Column By: BOBBY CHALMERS / RPW – PITTSFIELD, MA – What a way to celebrate a birthday. Turing 26 years old on Tuesday, Brett Haas is on the verge of being able to live out a dream he’s had since watching his father race Street Stocks at Lebanon Valley.

In 2020, Haas will get to a Big Block Modified, of his own, with his own name on the roof. He’ll have the opportunity to chase Rookie of the Year honors, and checkered flags, at the Lebanon Valley Speedway, barely 20 minutes from his home.

Haas has tested the power of a Big Block on a couple of occasions, first in 2012 during practice in Paul Gilardi’s car and most recently in 2018 behind the wheel of Kolby Schroder’s back-up Teo. However, those instances weren’t in his own piece. Now, he’ll get that chance.

Haas and his family-owned team will have the new Lebanon Valley engine that carried Matt Pupello to victory last season on the High Banks at their disposal. The engine was built by “Motor Mike” Petrucci, and the young racer is excited for his chance to run a Big Block full-time.
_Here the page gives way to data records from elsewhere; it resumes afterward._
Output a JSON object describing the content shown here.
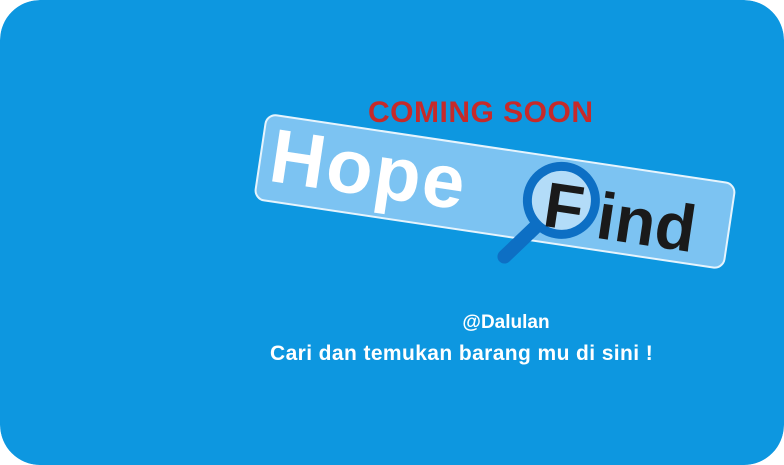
{
  "colors": {
    "background": "#0d97e0",
    "coming_soon": "#c62a2a",
    "logo_band": "#7cc3f2",
    "logo_band_stroke": "#e6f4fd",
    "hope_text": "#ffffff",
    "find_text": "#1a1a1a",
    "magnifier_ring": "#0d6fc4",
    "magnifier_fill": "#b3dcf8"
  },
  "banner": {
    "coming_soon": "COMING SOON",
    "logo_word_1": "Hope",
    "logo_word_2_letter": "F",
    "logo_word_2_rest": "ind",
    "handle": "@Dalulan",
    "tagline": "Cari dan temukan barang mu di sini !",
    "logo_icon": "magnifier-icon"
  }
}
“I can’t wait for next season,” Haas said. “This has been a long time coming.”

Haas won’t be utilizing the car he ran at Lebanon Valley last season with the engine, however. That car, the one he drove to three wins and a second place points finish in the Small Block Modified division, will remain race-ready with a Small Block bolted between the framerails.

“JR Heffner was selling his Bicknell that was almost identical to ours,” he said. “It had limited time on it so we decided to buy it and will use it as our Big Block car.”
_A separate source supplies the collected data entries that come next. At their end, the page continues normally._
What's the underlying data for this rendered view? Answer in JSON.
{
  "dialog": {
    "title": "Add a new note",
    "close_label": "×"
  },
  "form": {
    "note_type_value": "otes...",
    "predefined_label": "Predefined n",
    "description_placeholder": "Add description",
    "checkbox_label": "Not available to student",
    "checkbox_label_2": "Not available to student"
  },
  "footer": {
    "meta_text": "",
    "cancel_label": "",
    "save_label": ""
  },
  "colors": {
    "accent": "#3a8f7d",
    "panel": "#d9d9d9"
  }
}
The young driver knows that this coming season is going to be a tough one, for sure, but feels it was time to see if the Big Block class was in his future.
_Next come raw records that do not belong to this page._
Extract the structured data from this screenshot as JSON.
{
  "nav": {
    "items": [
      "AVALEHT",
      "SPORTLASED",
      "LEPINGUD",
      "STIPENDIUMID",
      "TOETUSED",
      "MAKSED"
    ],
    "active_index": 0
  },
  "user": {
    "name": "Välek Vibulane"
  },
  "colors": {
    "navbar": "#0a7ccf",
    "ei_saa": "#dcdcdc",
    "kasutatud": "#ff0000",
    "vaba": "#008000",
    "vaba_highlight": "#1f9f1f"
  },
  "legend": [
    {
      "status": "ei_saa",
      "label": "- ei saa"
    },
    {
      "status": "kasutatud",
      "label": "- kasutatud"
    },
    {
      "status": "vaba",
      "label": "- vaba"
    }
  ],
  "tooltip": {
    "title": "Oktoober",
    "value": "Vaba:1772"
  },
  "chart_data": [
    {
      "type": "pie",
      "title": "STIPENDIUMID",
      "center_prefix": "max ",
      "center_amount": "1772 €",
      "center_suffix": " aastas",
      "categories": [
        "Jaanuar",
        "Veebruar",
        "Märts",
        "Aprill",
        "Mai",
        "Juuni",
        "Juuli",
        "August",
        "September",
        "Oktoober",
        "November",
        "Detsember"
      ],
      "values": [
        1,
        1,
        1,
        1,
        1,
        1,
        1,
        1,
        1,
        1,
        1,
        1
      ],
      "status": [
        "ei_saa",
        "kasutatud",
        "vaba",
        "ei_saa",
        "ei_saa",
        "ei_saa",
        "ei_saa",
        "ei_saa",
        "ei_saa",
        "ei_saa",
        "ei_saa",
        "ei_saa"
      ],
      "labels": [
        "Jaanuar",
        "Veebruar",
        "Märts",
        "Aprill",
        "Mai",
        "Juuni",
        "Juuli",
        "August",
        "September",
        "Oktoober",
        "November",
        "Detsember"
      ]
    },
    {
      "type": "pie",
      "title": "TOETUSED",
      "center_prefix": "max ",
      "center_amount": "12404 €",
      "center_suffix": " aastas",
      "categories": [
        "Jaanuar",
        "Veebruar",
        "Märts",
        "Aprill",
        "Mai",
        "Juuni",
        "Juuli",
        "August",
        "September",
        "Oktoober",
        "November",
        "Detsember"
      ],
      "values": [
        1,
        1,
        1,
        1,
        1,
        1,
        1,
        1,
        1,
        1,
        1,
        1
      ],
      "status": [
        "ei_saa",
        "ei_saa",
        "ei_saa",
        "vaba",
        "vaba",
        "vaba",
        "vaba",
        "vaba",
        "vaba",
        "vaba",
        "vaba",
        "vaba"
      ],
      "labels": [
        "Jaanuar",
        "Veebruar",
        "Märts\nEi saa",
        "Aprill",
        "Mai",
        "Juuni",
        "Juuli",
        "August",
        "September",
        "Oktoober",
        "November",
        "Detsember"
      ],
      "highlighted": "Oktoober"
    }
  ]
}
“It’s going to be an expensive year, but being able to put together a motor deal like this helps,” he said. “This was our chance to finally test the waters.”

Being that this engine is still in its infancy, does Haas have any expectations for the motor program?

“I know Mike Petrucci takes pride in whatever he does,” he said. “I’m expecting the motor to be a very solid piece. I look forward to giving both Mike and Howard (Commander, owner of Lebanon Valley Speedway) feedback and hopefully help show how this motor can be affordable, and competitive, at the Valley.”

Now, as stated, Haas will keep his car from last year as a Small Block. He and his team have plans to compete with both cars each week in 2020. Even with all of the excitement brewing around his run at the Big Block class, his focus will remain the same as this past season.

“We know it’s going to be a lot more work this year, both during the week and at the track,” he said. “However, our absolute first priority is the Small Block. We had a team meeting and everyone is on board with that plan.”

What’s it going to be like for Haas and company to run two cars a night?

“Preparation will be key,” he said. “No matter what, we will be fully prepared each week. However, we need to find a rhythm at the track with working on both cars. We don’t want to have any oversights.”

Even while he knows his 2020 season will be busy, Brett is keeping things in perspective.

“Our objective is to be competitive, but also have fun,” he said. “Nobody on the team wants to lose sight of that.”

Based on his record the last few seasons, and his statement that his primary focus will be the Small Block program, getting as many wins as possible and competing for the Lebanon Valley championship is obviously Brett’s goal for that car. However, what does he see as goals for the Big Block?

“I would be ecstatic with a win, for sure,” he said. “However, I also want to be realistic. If we don’t get to victory lane, I’d be happy with a few top 5’s or top 10’s.”

2020 has the makings of a breakout year for Brett Haas. He came just a handful of points shy of his first Small Block Modified title this past year, so that objective is within reach.

Could he also add his name to the list of Big Block victors? We’ll have to wait and see, but I wouldn’t count it out.